14 May 2015
If China has its way, within another year or two, a repeat of the GlaxoSmithKline ($GSK) and similar scandals will be far less likely, but drugmakers can expect to face a harder sell as a result. The government just completed a comprehensive healthcare reform plan centered on the nation's public hospital system, but with a reach throughout the medical process.
The overall mix could provide the pharmaceutical industry with the prospect of getting some good while having to accept some bad. Healthcare subsidies are to be increased for the urban and rural poor, offering more sales targets, but drug prices are to remain heavily scrutinized along with the entire system of producing and distributing them.
The changes also reflect facts on the ground with GlaxoSmithKline totally revamping its global sales model in the wake of a bribery charge in China that led to $489 million in fines.

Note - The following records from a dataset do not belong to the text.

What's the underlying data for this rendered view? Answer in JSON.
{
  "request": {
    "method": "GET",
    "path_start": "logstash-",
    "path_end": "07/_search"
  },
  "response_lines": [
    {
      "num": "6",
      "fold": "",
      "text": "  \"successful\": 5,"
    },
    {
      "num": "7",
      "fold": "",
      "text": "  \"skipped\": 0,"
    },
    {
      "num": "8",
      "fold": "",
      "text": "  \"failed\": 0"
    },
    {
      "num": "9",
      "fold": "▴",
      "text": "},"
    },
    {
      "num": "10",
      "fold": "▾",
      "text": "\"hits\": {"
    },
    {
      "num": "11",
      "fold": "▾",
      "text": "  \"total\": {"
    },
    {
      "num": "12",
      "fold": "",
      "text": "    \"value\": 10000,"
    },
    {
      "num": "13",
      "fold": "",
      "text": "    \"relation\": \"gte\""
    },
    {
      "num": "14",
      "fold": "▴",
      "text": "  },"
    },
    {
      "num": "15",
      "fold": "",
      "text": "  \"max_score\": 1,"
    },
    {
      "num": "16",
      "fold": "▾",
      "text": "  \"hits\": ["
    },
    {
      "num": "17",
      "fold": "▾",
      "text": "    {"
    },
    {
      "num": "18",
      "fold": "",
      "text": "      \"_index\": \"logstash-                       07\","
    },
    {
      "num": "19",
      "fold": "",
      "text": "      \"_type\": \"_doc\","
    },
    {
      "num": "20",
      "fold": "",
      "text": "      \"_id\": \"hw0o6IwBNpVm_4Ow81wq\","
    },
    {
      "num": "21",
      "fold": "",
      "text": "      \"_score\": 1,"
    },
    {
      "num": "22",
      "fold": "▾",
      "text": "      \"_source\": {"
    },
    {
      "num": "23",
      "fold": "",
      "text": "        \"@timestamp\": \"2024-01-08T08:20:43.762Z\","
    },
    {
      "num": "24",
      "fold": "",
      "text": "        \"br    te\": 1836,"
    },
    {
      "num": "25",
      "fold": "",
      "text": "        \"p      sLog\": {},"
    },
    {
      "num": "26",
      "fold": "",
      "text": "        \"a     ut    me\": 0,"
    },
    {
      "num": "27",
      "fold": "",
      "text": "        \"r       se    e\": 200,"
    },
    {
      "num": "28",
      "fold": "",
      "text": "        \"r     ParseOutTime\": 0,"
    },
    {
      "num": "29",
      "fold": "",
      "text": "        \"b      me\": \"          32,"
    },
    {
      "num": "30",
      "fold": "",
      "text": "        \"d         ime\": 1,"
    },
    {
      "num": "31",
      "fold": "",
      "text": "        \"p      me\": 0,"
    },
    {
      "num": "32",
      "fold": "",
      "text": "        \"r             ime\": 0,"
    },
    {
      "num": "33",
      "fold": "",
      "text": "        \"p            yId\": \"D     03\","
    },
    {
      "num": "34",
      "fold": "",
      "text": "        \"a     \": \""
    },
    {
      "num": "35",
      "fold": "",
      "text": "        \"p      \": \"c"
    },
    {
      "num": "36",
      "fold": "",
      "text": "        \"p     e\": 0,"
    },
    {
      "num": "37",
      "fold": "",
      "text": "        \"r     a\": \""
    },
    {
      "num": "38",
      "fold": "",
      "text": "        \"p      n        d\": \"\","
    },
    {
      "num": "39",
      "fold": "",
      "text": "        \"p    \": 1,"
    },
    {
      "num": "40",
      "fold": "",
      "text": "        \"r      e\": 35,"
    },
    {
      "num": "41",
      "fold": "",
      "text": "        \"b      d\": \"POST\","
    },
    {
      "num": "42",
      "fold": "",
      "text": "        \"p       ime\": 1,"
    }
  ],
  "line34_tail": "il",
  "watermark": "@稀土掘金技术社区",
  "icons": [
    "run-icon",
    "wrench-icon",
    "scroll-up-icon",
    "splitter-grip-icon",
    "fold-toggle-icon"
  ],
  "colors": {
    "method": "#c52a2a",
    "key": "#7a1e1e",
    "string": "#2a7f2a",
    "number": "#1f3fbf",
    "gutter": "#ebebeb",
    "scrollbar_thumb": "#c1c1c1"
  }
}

The State Council and the National Health and Family Planning Commission established several targets to gain control of the nation's healthcare system, forecasted by McKinsey to reach $1 trillion by 2020, while expanding coverage for a population of more than 1 billion people. The government aim is to have most or all this done in two years.
The NHFPC announced it would increase healthcare subsidies this year by 19%, meaning to just over $60 per person, while other parts of the broad reform plan attempt to bring prices under control, including "high-value medical supplies" of drugs and devices.
The aim is to get better control of costs by establishing transparent procurement systems and shifting government procurement from the national level and public hospitals to provincial and county regulators.
The plan also would improve the government's inspection and tracking of the drug production and distribution process and standardize the setting of prices as well as the security of the drug-supply system. The reports of the government work, including a lengthy set of "opinions" of the State Council, offered no details of that aspect of reforms.
The change would increase the pay of county public hospital employees and spur better quality of service by establishing a merit system, including for physicians, to make sure they stop the practice of proffering a procurement form with one hand and holding the other one palm up to get some remuneration from a sales representative.
In fact, doctors would be part of the procurement process only as part of a team required to operate openly and subject to public reports.
Another corruption barrier involves a requirement that hospitals sell their drugs to patients at cost and encourage them to fill their prescriptions in hon-hospital pharmacies.
At the same time, the hospital's costs would be met by the government and other provisions to remove their reliance on prescription sales to cover hospital expenses and line the pockets of underpaid staff.
To help make hospitals more efficient, the government put in place plans to reduce the size of the public ones and encourage the building of more hospitals, both public and private, to provide greater competition and encourage efficient operations.
The popular county hospital system also is to be restructured, based on a pilot study involving several hospitals over the past year.
The State Council said the requirement of hospitals selling medicines at cost means "they won't be able to overcharge patients, and doctors will be much less likely to prescribe excessive medicines."
On the other hand, it said, changes would be put in place so employees will be paid for their work instead of relying on medicine sales to boost their income. It added that merit pay decisions are not to rely on the number of drugs prescribed or examinations given.
With better wages and incentives to do better-quality of work, the government hopes to attract more doctors to practice and end a shortage that is in direct conflict with an expansion of healthcare to all populations throughout the country.